Something I’ve always noticed about the golf world is the often inflated level of importance we place on our beloved pastime. While nobody (I hope) would argue that times like these call for altered priorities and perspective, it’s certainly legitimate to wonder what’s ahead, both in life and golf.
Pilots are taught to “stay ahead of the airplane” and it’s abundantly clear that we got behind the airplane with respect to the Coronavirus Pandemic. What’s ahead long term for our society and our game/business?
Some of the questions I’ve considered include:
- What changes will result in our social interaction?
- Will shaking hands & hugs become a thing of the past?
- Will eating and drinking out decline?
- Will working remotely become the norm?
- Will improvements in crisis preparation and management occur?
- What industry(ies) will likely benefit or suffer long term as a result?
- Commercial (office and retail) Real Estate?
- How will the value of all types of real estate be impacted?
That brings us to golf. We’ve been inundated with articles in the past week about the virtues of golf related to social distancing and there have been numerous practices introduced to enhance same. Compared to most other sports, golf allows for social distancing quite favorably. We play in wide-open spaces, we can walk or take individual carts and we don’t really have to touch others’ equipment or any non-personal elements. My sister suggested tennis as an acceptable alternative, however like basketball, football and baseball, multiple players have occasion to frequently handle the same ball. Not so in golf.
It’s been suggested that the ancient game offers a unique level of safety in the age of COVID-19. I’m interested whether that will translate to potential growth in participation and economic success for golf courses and clubs.
Long term, will golf gain favor among those seeking an outdoor activity that offers such safety as the lasting impacts of this global experience changes our habits?
Predicting the future of golf property values is an even more challenging question. Interest rates should (at least temporarily) decline making financing cheaper. That would positively impact values. It also stands to reason that the forced closures of courses/clubs already in distress before the crisis would equalize the supply/demand balance in favor of the survivors.
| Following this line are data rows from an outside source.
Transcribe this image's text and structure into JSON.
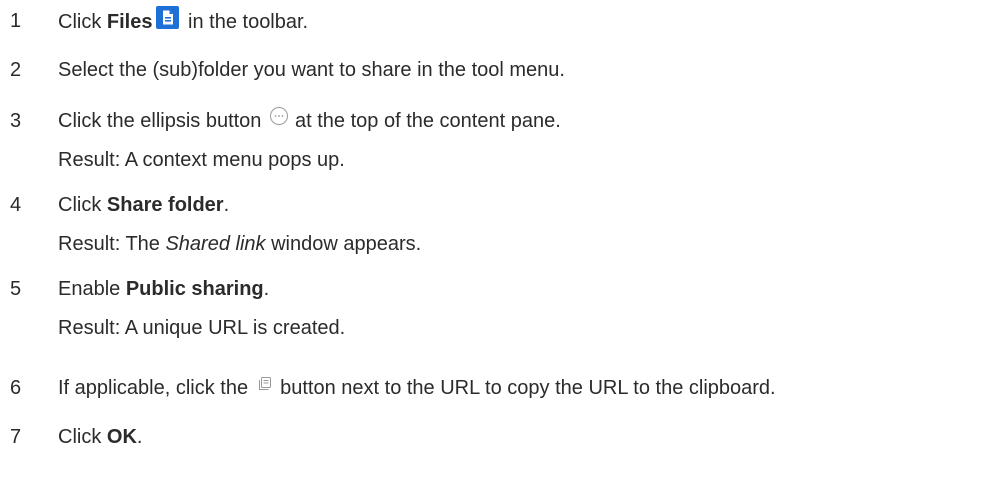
{
  "steps": [
    {
      "number": "1",
      "pre": "Click ",
      "bold": "Files",
      "icon": "files-icon",
      "post": " in the toolbar."
    },
    {
      "number": "2",
      "text": "Select the (sub)folder you want to share in the tool menu."
    },
    {
      "number": "3",
      "pre": "Click the ellipsis button",
      "icon": "ellipsis-icon",
      "post": "at the top of the content pane.",
      "result": "Result: A context menu pops up."
    },
    {
      "number": "4",
      "pre": "Click ",
      "bold": "Share folder",
      "post": ".",
      "result_pre": "Result: The ",
      "result_italic": "Shared link",
      "result_post": " window appears."
    },
    {
      "number": "5",
      "pre": "Enable ",
      "bold": "Public sharing",
      "post": ".",
      "result": "Result: A unique URL is created."
    },
    {
      "number": "6",
      "pre": "If applicable, click the",
      "icon": "copy-icon",
      "post": "button next to the URL to copy the URL to the clipboard."
    },
    {
      "number": "7",
      "pre": "Click ",
      "bold": "OK",
      "post": "."
    }
  ],
  "colors": {
    "text": "#2b2b2b",
    "files_icon": "#1e6fd6",
    "icon_outline": "#9a9a9a"
  }
}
I’m not making a prediction here that values will increase, but depending on how things shake out, it’s possible, at least in some cases. In estimating golf property values (appraisals) we will be cautious not to react in a knee-jerk way to the crisis and recent economic events, however we will continue to observe market factors to determine the more long-term impact of recent events. After 9/11 we practiced a similar approach because the market value of real estate is based on the presumption of a sale with neither buyer or seller being atypically motivated. Accordingly, each tend to make long-term decisions which are often subject to factors different from those observed at the beginning or middle of a crisis.
As yet, we don’t know what the long-term impacts on market value will be. We will be including a statement in our upcoming appraisal reports addressing this phenomena until we know more about the direct and lasting impacts of this crisis.